CRO

Failure of Pfizer-Allergan deal may hit CROs long term

As Pfizer ($PFE) confirmed it has killed off its planned $160 billion megamerger with Allergan ($AGN) after a crackdown from the U.S. Treasury, CROs may have a sense of relief in the short term, but longer term they may be hit.

A combined company would have created the largest drugmaker in the world with a research budget estimated to be more than $9 billion. Pfizer is a major outsourcer for its research with large tie-ups with Parexel ($PRXL), Icon ($ICLR) and PPD, but there had been fears that a megamerger would inevitably bring cuts and shuttering of operations from across its CRO services, as the company was projected to make around $2 billion in savings from its research budget.

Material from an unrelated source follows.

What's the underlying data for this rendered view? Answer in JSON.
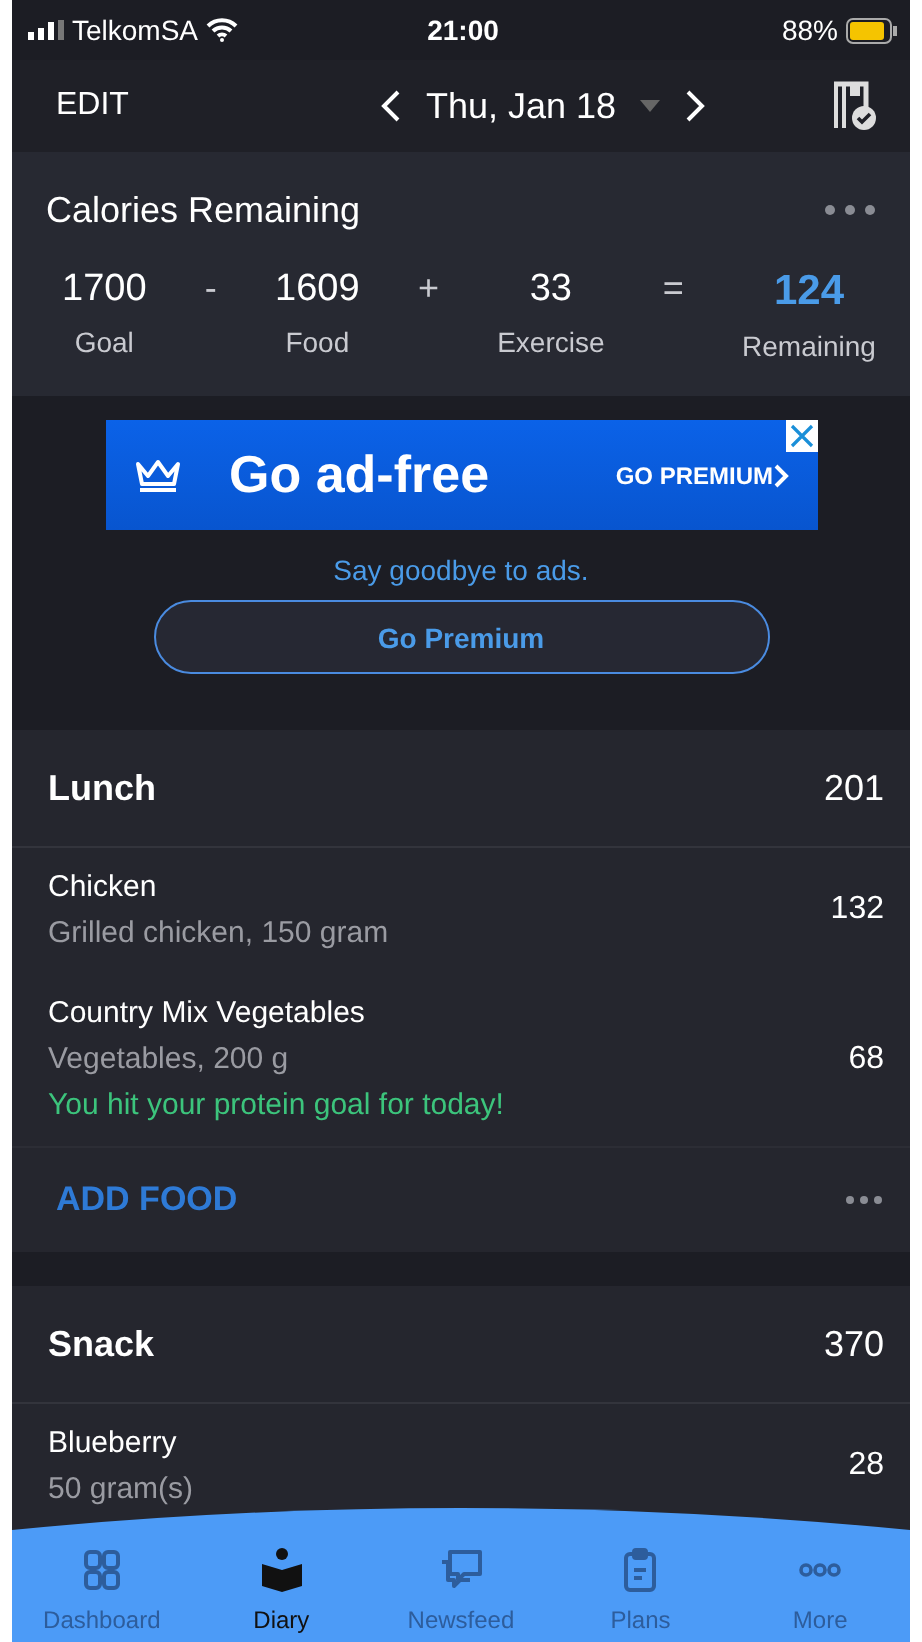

It looks like these CROs have dodged a bullet from cancellations and fewer bookings this year, but in the long term, the newly expanded company would likely have sought more cost efficiencies internally and once again looked to its CRO partners.

Speaking recently to Bloomberg, Tim Evans, a research analyst at Wells Fargo, said: "Pfizer's use of CROs has been very successful--it's become a bit of a role model in some ways for how to drive efficiency into your R&D process by using outsourcing. … In the longer run, it's [the megamerger] a positive." The CROs have yet to comment on the deal, or the termination.